The Q & A session was interesting and illuminating. Justice Hegde agreed that even the judiciary department is corrupt, though less so than the legislative and executive branches. His criticism extended equally to the fourth pillar of democracy, the media. While he appreciated help he received from media, he gave the example of the Radia tape to show how media has failed. Planting false stories has become easy in India where money is the absolute ruler rather than the people.

Hegde commented on his role in the anti-corruption movement and joining Anna Hazare, Arvind Kejrival, Sashi Bhushan, etc., to force politicians to pass a lokpal bill that was first suggested back in 1965. However, after the movement was hijacked to form the Aam Admi Party, he kept away. According to him, AAP is just like any other political party.

According to Hegde, even Mahatma Gandhi would not win an election today, and that honest people can do much more from outside politics than within government. Unless Indian society changes and accepts moral values, it is impossible to fight corruption. He talked about one man who influenced the constituent assembly in 1946 when it was almost unanimously decided that to contest election, one must have minimum educational qualifications. The lone voice argued that, with less than 20 percent of Indian society as literate at that time, how could India be fairly represented? B. R. Ambedkar was convinced of that logic and supported the man.

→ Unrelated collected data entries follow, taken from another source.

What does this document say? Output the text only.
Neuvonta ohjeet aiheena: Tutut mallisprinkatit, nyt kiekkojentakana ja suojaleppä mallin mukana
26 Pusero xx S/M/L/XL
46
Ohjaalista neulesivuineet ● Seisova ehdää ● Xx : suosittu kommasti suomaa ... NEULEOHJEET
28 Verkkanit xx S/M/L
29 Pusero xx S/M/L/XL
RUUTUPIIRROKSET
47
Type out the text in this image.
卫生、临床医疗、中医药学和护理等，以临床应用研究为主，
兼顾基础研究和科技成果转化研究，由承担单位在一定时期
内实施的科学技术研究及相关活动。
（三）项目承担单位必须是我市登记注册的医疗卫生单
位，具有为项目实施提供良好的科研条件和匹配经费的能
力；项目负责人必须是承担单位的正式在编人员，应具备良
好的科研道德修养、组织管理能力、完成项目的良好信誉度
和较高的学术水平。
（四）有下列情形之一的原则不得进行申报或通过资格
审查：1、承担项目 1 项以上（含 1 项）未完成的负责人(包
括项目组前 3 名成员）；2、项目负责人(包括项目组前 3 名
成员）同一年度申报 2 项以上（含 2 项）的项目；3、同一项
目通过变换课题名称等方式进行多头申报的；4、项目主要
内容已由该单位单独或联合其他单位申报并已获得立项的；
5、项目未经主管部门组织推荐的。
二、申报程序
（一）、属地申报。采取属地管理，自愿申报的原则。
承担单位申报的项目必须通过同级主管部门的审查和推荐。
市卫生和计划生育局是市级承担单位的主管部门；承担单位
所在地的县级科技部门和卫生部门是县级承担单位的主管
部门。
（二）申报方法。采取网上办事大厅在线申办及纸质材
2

Hegde insisted repeatedly that society must stop respecting and honoring people who have ill-gotten wealth. He gave the example of Pappu Yadav who, in spite of his criminal record and being sent to jail repeatedly, was elected to parliament. Hegde supported the reservation policy but suggested that a family should get reservation only once.  He said the reservation policy is now helping those who are already well off.

Justice Hegde said he feels optimistic that despite the present rampant corruption and lack of moral values, India will overcome these problems and become a prosperous country in the next twenty-five years. He added that, in the unlikely case this does not happen and things become worse, there will be total revolution and the country will disintegrate. Hegde concluded by reiterating that we as a society should inculcate humanism, shun those with ill-gotten wealth, start teaching moral values in schools, and look for opportunities to serve society.

Bhamy V. Shenoy is former President of the India Culture Center of Houston.